Using Cocoapods in Large Scale Apps

Using Cocoapods in Large Scale Apps

We love using CocoaPods to manage dependencies in all our iOS projects, it enables us to create a project and start working in literally few minutes!

However I started having some hard times keeping my iOS projects in sync with what the amazing Swift community is doing, not only the language is changing fast, but projects as well, new projects are born and old ones are being refactored and replaced quickly.

In this tutorial, I’ll explain a suggested workflow for managing 3rd party dependencies and how to make the Podfile, well, a little bit more interesting 😉

Let’s assume that we’re working on version 1.0.0 of a project that has the codename Apollo

A codename is a something we use at my company to identify our project publicly while in development without disclosing much information about them.

Semantic Versioning is what we use for versioning.

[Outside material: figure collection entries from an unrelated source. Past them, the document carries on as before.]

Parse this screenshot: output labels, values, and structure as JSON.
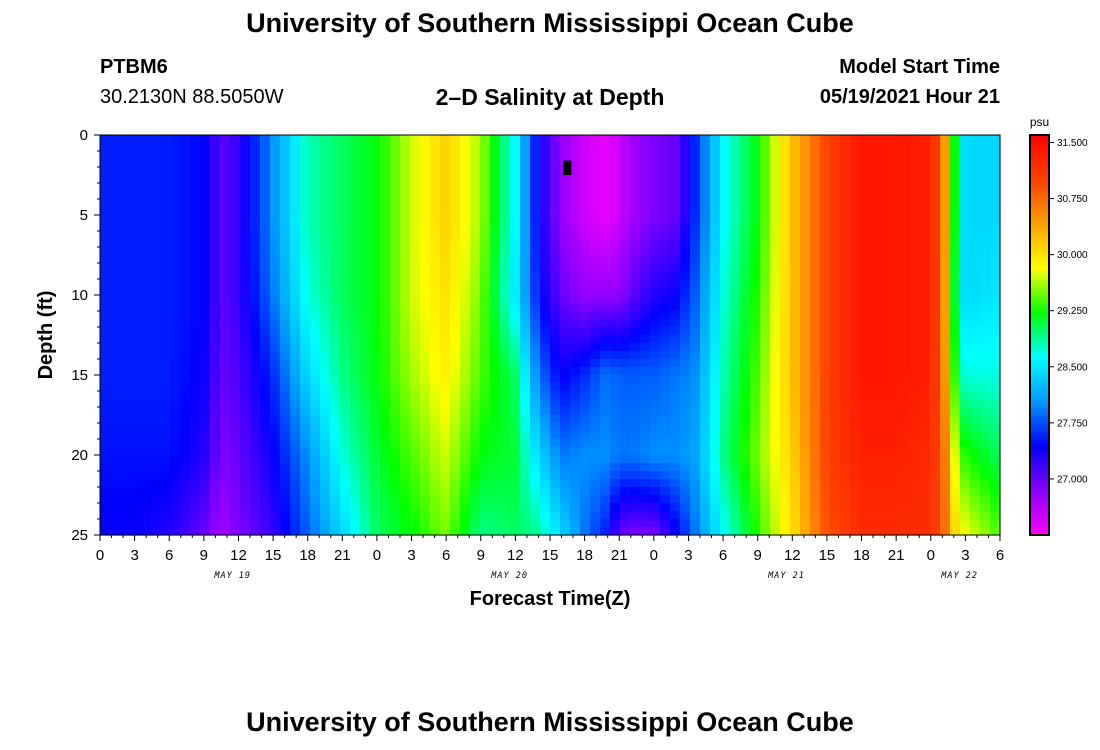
{
  "header": {
    "title": "University of Southern Mississippi Ocean Cube",
    "station": "PTBM6",
    "coordinates": "30.2130N  88.5050W",
    "subtitle": "2–D Salinity at Depth",
    "model_start_label": "Model Start Time",
    "model_start_value": "05/19/2021 Hour 21"
  },
  "footer": {
    "title": "University of Southern Mississippi Ocean Cube"
  },
  "chart_data": {
    "type": "heatmap",
    "title": "2–D Salinity at Depth",
    "xlabel": "Forecast Time(Z)",
    "ylabel": "Depth (ft)",
    "xlim": [
      0,
      78
    ],
    "ylim": [
      0,
      25
    ],
    "y_reversed": true,
    "x_ticks": [
      0,
      3,
      6,
      9,
      12,
      15,
      18,
      21,
      24,
      27,
      30,
      33,
      36,
      39,
      42,
      45,
      48,
      51,
      54,
      57,
      60,
      63,
      66,
      69,
      72,
      75,
      78
    ],
    "x_tick_labels": [
      "0",
      "3",
      "6",
      "9",
      "12",
      "15",
      "18",
      "21",
      "0",
      "3",
      "6",
      "9",
      "12",
      "15",
      "18",
      "21",
      "0",
      "3",
      "6",
      "9",
      "12",
      "15",
      "18",
      "21",
      "0",
      "3",
      "6"
    ],
    "y_ticks": [
      0,
      5,
      10,
      15,
      20,
      25
    ],
    "y_tick_labels": [
      "0",
      "5",
      "10",
      "15",
      "20",
      "25"
    ],
    "date_labels": [
      {
        "text": "MAY 19",
        "x": 11.5
      },
      {
        "text": "MAY 20",
        "x": 35.5
      },
      {
        "text": "MAY 21",
        "x": 59.5
      },
      {
        "text": "MAY 22",
        "x": 74.5
      }
    ],
    "colorbar": {
      "unit": "psu",
      "min": 26.25,
      "max": 31.6,
      "tick_values": [
        31.5,
        30.75,
        30.0,
        29.25,
        28.5,
        27.75,
        27.0
      ],
      "tick_labels": [
        "31.500",
        "30.750",
        "30.000",
        "29.250",
        "28.500",
        "27.750",
        "27.000"
      ],
      "colors": [
        "#ff00ff",
        "#8a00ff",
        "#0000ff",
        "#0099ff",
        "#00ffff",
        "#00ff00",
        "#ffff00",
        "#ffa000",
        "#ff4000",
        "#ff0000"
      ]
    },
    "profile_x": [
      0,
      3,
      6,
      9,
      12,
      15,
      18,
      21,
      24,
      27,
      30,
      33,
      36,
      39,
      42,
      45,
      48,
      51,
      54,
      57,
      60,
      63,
      66,
      69,
      72,
      75,
      78
    ],
    "profile_depth": [
      0,
      5,
      10,
      15,
      20,
      25
    ],
    "salinity": [
      [
        27.55,
        27.55,
        27.55,
        27.55,
        27.5,
        27.4
      ],
      [
        27.55,
        27.55,
        27.55,
        27.55,
        27.5,
        27.4
      ],
      [
        27.55,
        27.55,
        27.55,
        27.55,
        27.5,
        27.3
      ],
      [
        27.45,
        27.45,
        27.45,
        27.4,
        27.3,
        27.0
      ],
      [
        27.05,
        27.05,
        27.05,
        27.0,
        26.9,
        26.7
      ],
      [
        27.2,
        27.2,
        27.2,
        27.1,
        27.0,
        26.9
      ],
      [
        28.0,
        28.0,
        27.9,
        27.6,
        27.4,
        27.2
      ],
      [
        28.8,
        28.8,
        28.7,
        28.4,
        28.0,
        27.8
      ],
      [
        29.0,
        29.0,
        29.0,
        28.9,
        28.7,
        28.4
      ],
      [
        29.2,
        29.2,
        29.2,
        29.2,
        29.1,
        29.0
      ],
      [
        29.7,
        29.7,
        29.7,
        29.6,
        29.4,
        29.2
      ],
      [
        30.1,
        30.1,
        30.0,
        29.9,
        29.7,
        29.5
      ],
      [
        29.6,
        29.6,
        29.5,
        29.4,
        29.2,
        28.9
      ],
      [
        28.6,
        28.6,
        28.5,
        29.0,
        29.1,
        29.0
      ],
      [
        27.4,
        27.4,
        27.5,
        27.9,
        28.4,
        28.9
      ],
      [
        26.8,
        26.8,
        27.0,
        27.4,
        27.9,
        28.4
      ],
      [
        26.5,
        26.5,
        26.8,
        27.6,
        28.0,
        27.9
      ],
      [
        26.35,
        26.35,
        26.8,
        27.9,
        28.0,
        27.5
      ],
      [
        26.5,
        26.5,
        26.8,
        27.8,
        27.9,
        27.0
      ],
      [
        26.7,
        26.7,
        27.0,
        27.8,
        27.9,
        26.9
      ],
      [
        26.9,
        26.9,
        27.3,
        27.8,
        28.0,
        26.9
      ],
      [
        27.0,
        27.0,
        27.4,
        27.9,
        28.0,
        27.4
      ],
      [
        27.6,
        27.6,
        27.8,
        28.0,
        28.1,
        27.9
      ],
      [
        28.6,
        28.6,
        28.7,
        28.8,
        28.9,
        28.6
      ],
      [
        29.2,
        29.2,
        29.3,
        29.4,
        29.5,
        29.3
      ],
      [
        30.2,
        30.2,
        30.2,
        30.2,
        30.1,
        30.0
      ],
      [
        31.0,
        31.0,
        31.0,
        31.0,
        31.0,
        30.9
      ],
      [
        31.4,
        31.4,
        31.4,
        31.4,
        31.3,
        31.2
      ],
      [
        31.4,
        31.4,
        31.4,
        31.4,
        31.3,
        31.2
      ],
      [
        31.3,
        31.3,
        31.3,
        31.3,
        31.2,
        31.2
      ],
      [
        30.8,
        30.8,
        30.8,
        30.8,
        30.9,
        30.9
      ],
      [
        29.3,
        29.3,
        29.2,
        29.4,
        29.8,
        30.1
      ],
      [
        28.4,
        28.4,
        28.4,
        28.7,
        29.3,
        29.8
      ],
      [
        28.4,
        28.4,
        28.5,
        28.7,
        29.0,
        29.4
      ]
    ],
    "salinity_x": [
      0,
      3,
      6,
      9,
      10.5,
      12,
      15,
      18,
      21,
      24,
      27,
      30,
      33,
      36,
      38,
      40,
      42,
      44,
      45,
      46,
      48,
      50,
      51.6,
      54,
      57,
      60,
      63,
      66,
      69,
      72,
      73,
      74,
      75,
      78
    ],
    "marker": {
      "x": 40.5,
      "y1": 1.6,
      "y2": 2.5,
      "color": "#000000"
    }
  }
}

Let's also assume that the following dependencies have to be used to build the project

For each project from the dependencies above:

  1. Fork the dependency to our GitHub organization account
    • If the project is already forked, make sure to sync the fork with upstream to get the latest updates before proceeding, more here.
  2. Create a new branch — from wherever the current stable release is — with the name {codename}-{version}, for our example it will be apollo-1.0.0
  3. Use the following template to add dependencies to our Podfile:

ruby

platform :ios, '9.0' # Global variables REPO = 'https://github.com/GITHUB_ORGANIZATION_NAME' BRANCH = 'CODENAME-VERSION' target 'TARGET_NAME' do use_frameworks! ## Dependencies pod 'LIBRARY_1', git: "#{REPO}/LIBRARY_1", branch: "#{BRANCH}" pod 'LIBRARY_2', git: "#{REPO}/LIBRARY_2", branch: "#{BRANCH}" # ... end

For our example:

ruby

platform :ios, '9.0' REPO = 'https://github.com/GITHUB_ORGANIZATION_NAME' BRANCH = 'apollo-1.0.0' target 'Apollo' do use_frameworks! pod 'RxSwift', git: "#{REPO}/RxSwift", branch: "#{BRANCH}" pod 'Moya', git: "#{REPO}/Moya", branch: "#{BRANCH}" pod 'Kingfisher', git: "#{REPO}/Kingfisher", branch: "#{BRANCH}" end

Benefits

  • Have all 3rd party dependencies versions used in a specific version of our app is now grouped by a single keyword, say it is 1 year later, the current version for project Apollo is 4.3.0 and we want to debug something in version 1.7.0, all we have to do is just update the version number in Podfile, and perform a quick pod update.
  • We own a copy of any open-source dependency we use, if the maintainer decided to shutdown the project, well, at least we have more time to evaluate other options, or if it is important enough, maybe continue developing our fork.
  • Cherry-picking code from a dependency becomes as easy as creating a branch and update the code to keep only what we need, and remove what we don’t.
  • Fix bugs faster than dependencies maintainers sometimes.
  • Hopefully this will help other developers in our team to contribute back as soon as they fix any bug, We’re not sure, let’s see how this will go for a while :)

We’re now working on a script to update our forks, create new branches, update the Podfile and automate the whole process.